Ale tu nawet nie poruszam tematu, czy rzuty są lepsze, czy nie. Przyjmijmy roboczo, że skuteczność rzutów jest identyczna przy szybkim i przy wolnym tempie.
Skoro tak, to właśnie decydujące stają się zbiórki (choć nie tylko, ważne są też straty, kondycja oraz skuteczność, ale skupmy się na najprostszym przypadku). Bo każdy trafiony rzut, to piłka oddana rywalowi. Na to nic nie poradzimy, zresztą im więcej w taki sposób oddanych piłek tym lepiej. Natomiast każdy spudłowany rzut, to walka o piłkę na tablicy. I w zależności kto wygra zbiórkę ten dostanie dodatkową akcję. Im więcej akcji (szybsze tempo) tym więcej okazji do zbiórek. A jeśli rywal ma lepsze zbiórki to częściej dajemy mu okazję do dodatkowych akcji.
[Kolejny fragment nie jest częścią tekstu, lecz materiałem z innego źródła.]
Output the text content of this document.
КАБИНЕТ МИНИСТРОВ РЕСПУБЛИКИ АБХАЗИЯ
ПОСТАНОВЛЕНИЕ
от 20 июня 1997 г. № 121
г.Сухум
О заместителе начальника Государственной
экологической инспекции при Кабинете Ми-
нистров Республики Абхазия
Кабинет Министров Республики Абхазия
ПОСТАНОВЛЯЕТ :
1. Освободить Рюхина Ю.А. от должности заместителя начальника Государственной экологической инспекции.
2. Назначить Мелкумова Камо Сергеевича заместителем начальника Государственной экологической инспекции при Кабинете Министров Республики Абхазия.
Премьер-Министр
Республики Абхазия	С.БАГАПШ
I dlatego powtarzam, że się dziwię, gdy ktoś rozważa tylko szybkie wersje ataków. A bardzo często widzę, że drużyny tylko to grają. Pewnie to wynika z takiej natury, że to takie ładne dla oka szybko atakować.
Niemniej nie zgadzam się z trzecim akapitem tego
(64323.24) postu Ala. Właśnie przy ataku w trumnie lub na dwa ataki jest pole do popisu z wybraniem tempa, bo dostępne taktyki są bardzo symetryczne (mają taką samą koncentrację).
Natomiast na obwodzie oczywiście już jest inaczej, ponieważ Motion, Princeton i RnG mają inny rozkład rzutów, więc raczej tempo trzeba dopasować do koncentracji a nie na odwrót.